Strictly Increasing Function $f$ Satisfying $f(f(x))=3x$

Question

Find all strictly increasing functions that satisfy $$f(f(x))=3x\text.$$

Obviously $\sqrt{3} x$ is an answer, but I am having a hard time proving that is the only solution. Any ideas or solutions? Thanks for the help!

Answer 1

$x\mapsto\sqrt 3x$ is not the only solution. In fact, there are infinitely many. Obviously $f|_{\mathbb R^-}$ and $f|_{\mathbb R^+}$ are independent of each other. So, I'll only consider $f$ on $[0,\infty)$. To construct an alternative solution, let $f : [1,\sqrt 3]\to[\sqrt 3,3]$ be any strictly increasing continuous function with $f(1) = \sqrt 3$ and $f(\sqrt 3) = 3$. Now, for $x\in [\sqrt 3,3]$ set $f(x) := 3f^{-1}(x)$. Then this part of $f$ maps $[\sqrt 3,3]$ to $[3,3\sqrt 3]$. This defines an increasing continuous function from $[1,3]$ to $[\sqrt 3,3\sqrt 3]$.

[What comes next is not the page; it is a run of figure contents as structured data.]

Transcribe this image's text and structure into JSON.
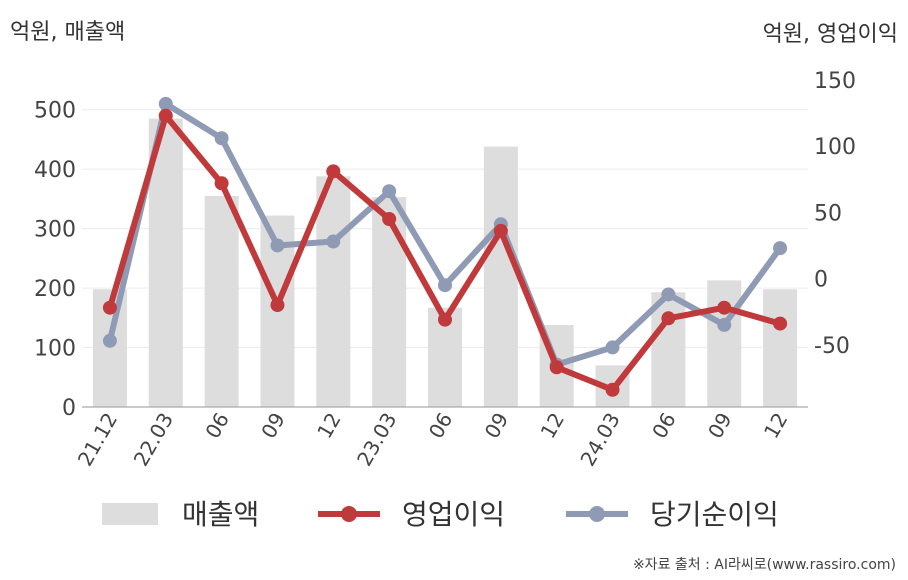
{
  "chart_data": {
    "type": "bar+line",
    "ylabel_left": "억원, 매출액",
    "ylabel_right": "억원, 영업이익",
    "categories": [
      "21.12",
      "22.03",
      "06",
      "09",
      "12",
      "23.03",
      "06",
      "09",
      "12",
      "24.03",
      "06",
      "09",
      "12"
    ],
    "ylim_left": [
      0,
      550
    ],
    "yticks_left": [
      "0",
      "100",
      "200",
      "300",
      "400",
      "500"
    ],
    "ylim_right": [
      -97,
      150
    ],
    "yticks_right": [
      "-50",
      "0",
      "50",
      "100",
      "150"
    ],
    "grid": true,
    "legend_position": "bottom",
    "series": [
      {
        "name": "매출액",
        "kind": "bar",
        "axis": "left",
        "color": "#dddddd",
        "values": [
          198,
          485,
          355,
          322,
          388,
          353,
          167,
          438,
          138,
          70,
          193,
          213,
          198
        ]
      },
      {
        "name": "영업이익",
        "kind": "line",
        "axis": "right",
        "color": "#c0393b",
        "values": [
          -22,
          123,
          72,
          -20,
          81,
          45,
          -31,
          36,
          -67,
          -84,
          -30,
          -22,
          -34
        ]
      },
      {
        "name": "당기순이익",
        "kind": "line",
        "axis": "right",
        "color": "#8f9bb5",
        "values": [
          -47,
          132,
          106,
          25,
          28,
          66,
          -5,
          41,
          -65,
          -52,
          -12,
          -35,
          23
        ]
      }
    ]
  },
  "source": "※자료 출처 : AI라씨로(www.rassiro.com)"
}
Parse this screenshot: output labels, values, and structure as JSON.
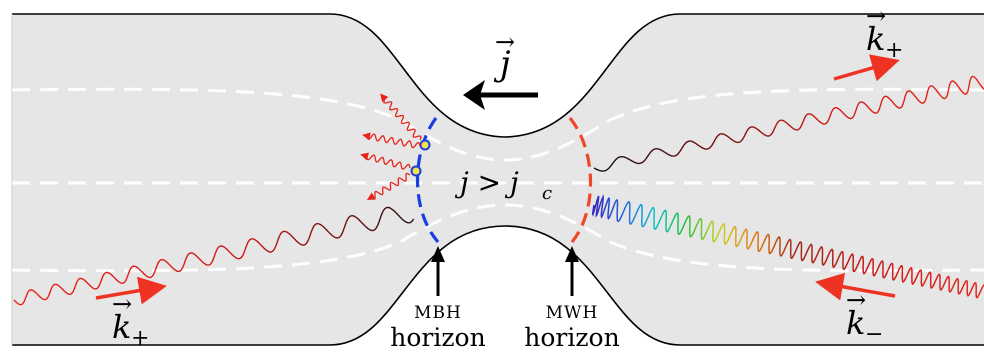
{
  "labels": {
    "k_plus_right": {
      "base": "k",
      "sub": "+"
    },
    "k_plus_left": {
      "base": "k",
      "sub": "+"
    },
    "k_minus": {
      "base": "k",
      "sub": "−"
    },
    "current": "j",
    "condition": "j > j",
    "condition_sub": "c",
    "mbh_line1": "MBH",
    "mbh_line2": "horizon",
    "mwh_line1": "MWH",
    "mwh_line2": "horizon"
  },
  "colors": {
    "channel_fill": "#e6e6e6",
    "wall": "#000000",
    "streamline": "#ffffff",
    "mbh_horizon": "#1a3fe0",
    "mwh_horizon": "#f0462a",
    "wave": "#e8231a",
    "arrow_red": "#ee3322",
    "emit_dot": "#f5e14a"
  },
  "icons": [
    "arrow-icon",
    "emission-point-icon"
  ]
}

Now for $x\in [3^k,3^{k+1}]$, $k\in\mathbb Z$, set $f(x) := 3^kf(3^{-k}x)$ and finally $f(0) := 0$. Thus, we have defined a continuous and increasing function on all of $[0,\infty)$. Let us show that it satisfies the functional equation.

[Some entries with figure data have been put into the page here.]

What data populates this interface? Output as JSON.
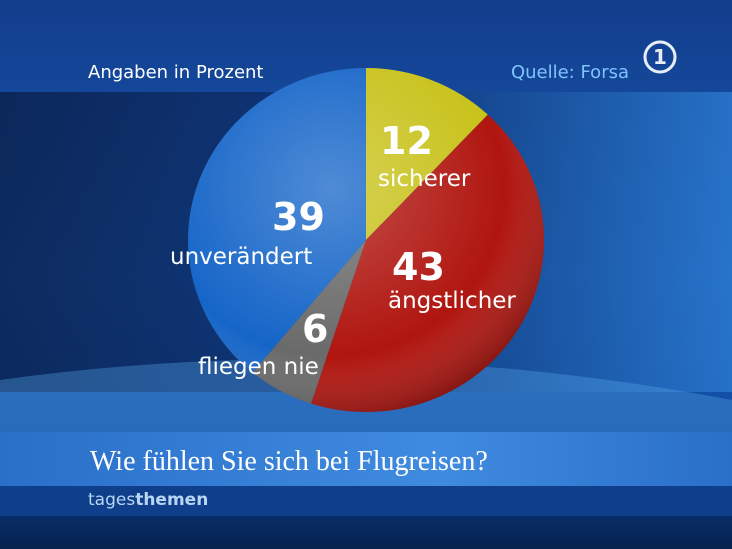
{
  "chart_data": {
    "type": "pie",
    "title": "Wie fühlen Sie sich bei Flugreisen?",
    "note": "Angaben in Prozent",
    "source": "Quelle: Forsa",
    "categories": [
      "sicherer",
      "ängstlicher",
      "fliegen nie",
      "unverändert"
    ],
    "values": [
      12,
      43,
      6,
      39
    ],
    "colors": [
      "#c8c21a",
      "#b0150f",
      "#6a6a6a",
      "#1565c8"
    ]
  },
  "brand": {
    "part1": "tages",
    "part2": "themen"
  }
}
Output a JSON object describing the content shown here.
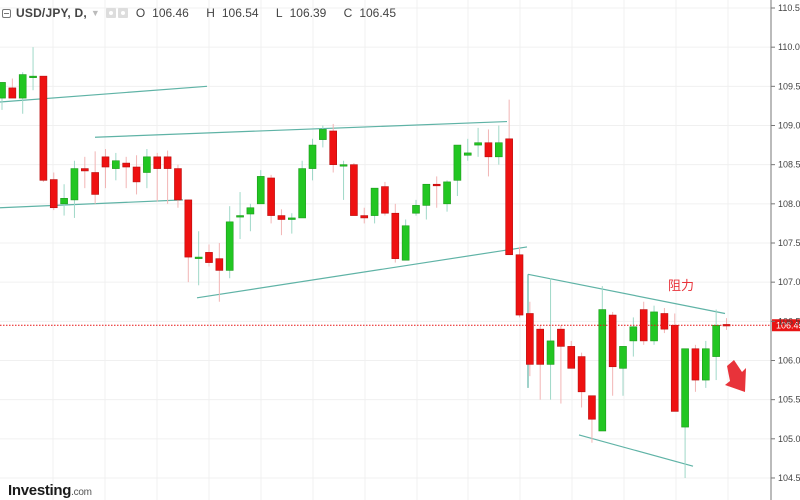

To begin with, for $x\in [1,\sqrt 3]$ we have $f(f(x)) = 3f^{-1}(f(x)) = 3x$. Let $x\in [3^k,3^{k}\sqrt 3)$. Then, since $f(3^{-k}x)\in [\sqrt 3,3)$, we have $f(x) = 3^kf(3^{-k}x)\in [3^k\sqrt 3,3^{k+1})$ and so $$ f(f(x)) = 3^kf(3^{-k}f(x)) = 3^kf(f(3^{-k}x)) = 3x. $$ Finally, for $x\in [3^k\sqrt 3,3^{k+1})$ (including $k=0$), we have $3^{-k}x\in [\sqrt 3,3)$ and thus $f(3^{-k}x)\in [3,3\sqrt 3)$, i.e., $f(x) = 3^kf(3^{-k}x)\in [3^{k+1},3^{k+1}\sqrt 3)$. Thus, $$ f(f(x)) = 3^{k+1}f(3^{-k-1}f(x)) = 3^{k+1}f(3^{-k-1}3^kf(3^{-k}x)) = 3^{k+1}f(3^{-1}3f^{-1}(3^{-k}x)) = 3x. $$

Remark. Instead of $[1,\sqrt 3]$ you can start with any interval $[a,\sqrt 3a]$ and map it increasingly onto $[\sqrt 3a,3a]$. In other words, you can scale everything by $a>0$. Then you have found all possible solutions. And, of course, to make it more general, you can replace $3$ by any positive number.